Electrode potential is a general concept, in electrochemistry, which governs the charge transfer reactions such as ion insertion/extraction and reduction-oxidation at electrode/solution interfaces; the electrode potential should be appropriately included in the computational model. In this study, we consider how the standard hydrogen electrode (SHE) potential, which is the equilibrium potential of the charge transfer reaction of H⁺/H₂, is theoretically evaluated.

Methods

We employed density functional theory (DFT) calculations combined with the effective screening medium (ESM) technique¹ + the reference interaction site method (RISM);² ESM-RISM formulation³ makes it possible to simulate the electrode (+ reactive ions) and the solution based on quantum mechanics and implicit classical solvation model, respectively.

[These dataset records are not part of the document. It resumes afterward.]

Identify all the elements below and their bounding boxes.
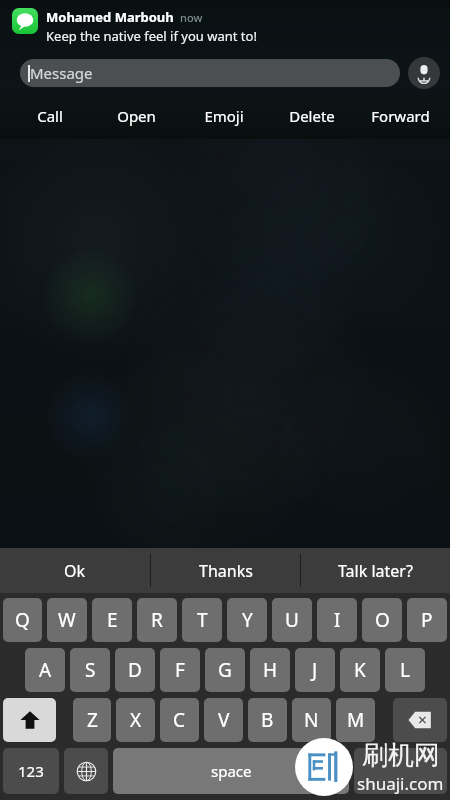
button[interactable]: K — [340, 648, 380, 692]
button[interactable]: P — [407, 598, 447, 642]
button[interactable]: Thanks — [151, 548, 300, 593]
staticText: now — [180, 10, 203, 25]
staticText: C — [173, 707, 186, 733]
button[interactable]: 123 — [3, 748, 59, 794]
button[interactable]: Shift — [3, 698, 56, 742]
button[interactable]: G — [205, 648, 245, 692]
staticText: T — [197, 607, 208, 633]
staticText: A — [39, 657, 52, 683]
button[interactable]: R — [137, 598, 177, 642]
button[interactable]: Emoji — [180, 101, 268, 131]
staticText: G — [218, 657, 232, 683]
staticText: Talk later? — [338, 560, 413, 582]
button[interactable]: O — [362, 598, 402, 642]
staticText: I — [334, 607, 341, 633]
button[interactable]: Forward — [356, 101, 444, 131]
staticText: 刷机网 — [362, 739, 440, 772]
button[interactable]: Delete — [268, 101, 356, 131]
button[interactable]: B — [248, 698, 287, 742]
button[interactable]: L — [385, 648, 425, 692]
staticText: 123 — [18, 761, 44, 781]
staticText: X — [130, 707, 142, 733]
staticText: D — [128, 657, 142, 683]
staticText: N — [304, 707, 319, 733]
button[interactable]: Call — [6, 101, 93, 131]
button[interactable]: Y — [227, 598, 267, 642]
button[interactable]: F — [160, 648, 200, 692]
button[interactable]: I — [317, 598, 357, 642]
button[interactable] — [354, 748, 447, 794]
button[interactable]: Ok — [0, 548, 150, 593]
staticText: U — [285, 607, 299, 633]
staticText: Open — [117, 106, 156, 126]
staticText: Mohamed Marbouh — [46, 8, 174, 26]
staticText: Keep the native feel if you want to! — [46, 27, 257, 45]
button[interactable]: J — [295, 648, 335, 692]
staticText: Thanks — [199, 560, 253, 582]
staticText: W — [58, 607, 76, 633]
staticText: S — [85, 657, 96, 683]
staticText: K — [354, 657, 366, 683]
button[interactable]: Message — [20, 59, 400, 87]
button[interactable]: A — [25, 648, 65, 692]
staticText: Forward — [371, 106, 430, 126]
button[interactable]: Open — [93, 101, 180, 131]
staticText: M — [347, 707, 365, 733]
staticText: Emoji — [204, 106, 244, 126]
button[interactable]: T — [182, 598, 222, 642]
staticText: Call — [37, 106, 63, 126]
staticText: O — [375, 607, 390, 633]
button[interactable]: V — [204, 698, 243, 742]
staticText: V — [218, 707, 230, 733]
staticText: H — [263, 657, 278, 683]
button[interactable]: Talk later? — [301, 548, 450, 593]
staticText: Ok — [64, 560, 86, 582]
button[interactable]: Backspace — [393, 698, 447, 742]
staticText: shuaji.com — [357, 772, 444, 795]
staticText: L — [400, 657, 410, 683]
staticText: P — [421, 607, 433, 633]
staticText: space — [211, 761, 252, 781]
button[interactable]: space — [113, 748, 349, 794]
button[interactable]: Dictate message — [408, 57, 440, 89]
staticText: Z — [87, 707, 98, 733]
button[interactable]: D — [115, 648, 155, 692]
button[interactable]: M — [336, 698, 375, 742]
staticText: J — [312, 657, 318, 683]
staticText: B — [261, 707, 274, 733]
button[interactable]: X — [116, 698, 155, 742]
button[interactable]: U — [272, 598, 312, 642]
staticText: Delete — [289, 106, 335, 126]
staticText: R — [151, 607, 163, 633]
button[interactable]: W — [47, 598, 87, 642]
button[interactable]: Z — [73, 698, 111, 742]
button[interactable]: S — [70, 648, 110, 692]
staticText: Message — [30, 63, 93, 83]
button[interactable]: C — [160, 698, 199, 742]
button[interactable]: N — [292, 698, 331, 742]
staticText: F — [175, 657, 185, 683]
button[interactable]: H — [250, 648, 290, 692]
staticText: Q — [15, 607, 30, 633]
button[interactable]: Change keyboard language — [64, 748, 108, 794]
button[interactable]: E — [92, 598, 132, 642]
staticText: Y — [242, 607, 253, 633]
button[interactable]: Q — [3, 598, 42, 642]
staticText: E — [107, 607, 118, 633]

ESM-RISM calculations were performed on the configuration of a vacuum/slab/solvent system as shown in Figure 1, where the DFT slab domain is on the left-hand side, and the RISM solvents, that is, H₂O, H₃O⁺, and Cl⁻ treated by the RISM equations, are on the right-hand side. Changing the chemical potential of electron, µ_e, referenced to the inner potential Φ_S at the bulk solution region, we compared the grand potentials Ω for the following reaction R:

H₃O⁺ (1M HCl aq.) + e⁻ (electrode M, M=Pt, Al) ↔︎ 1/2 H₂ (gas) + H₂O (1M HCl aq.) (R).

Results

ESM-RISM calculations revealed Ω of the left side state of reaction R and that of the right state on Pt(111) electrode. They cross at µ_e = −5.27 eV, which is equilibrium chemical potential of electron at SHE reaction (= µ_SHE). This indicates that the electrode potential vs. SHE, E(SHE), is evaluated as E(SHE) = −(µ_e − µ_SHE)/e. We also obtained the almost same value of µ_SHE on Al(111) electrode. On the other hand, Pt(111) and Al(111) is negatively and positively charged at µ_e = µ_SHE, respectively. In the presentation, we will compare the potential profile of metal/solution/vacuum region obtained from ESM-RISM and the first-principles molecular dynamics calculation using ESM.⁴ We further discuss on the difference between µ_SHE and the absolute SHE obtained by Trasatti.⁵

References

1. M. Otani, O. Sugino, Phys. Rev. B 73, 115407 (2006).
2. F. Hirata, P. J. Rossky, Chem. Phys. Lett. 83, 329, (1981).
3. S. Nishihara, M. Otani, Phys. Rev. B 96, 115429 (2017).
4. M. Otani, I. Hamada, O. Sugino, Y. Morikawa, Y. Okamoto,T. Ikeshoji, J. Phys. Soc. Jpn. 77, 024802 (2008).
5. S. Trasatti, Pure Appl. Chem. 58, 955 (1986).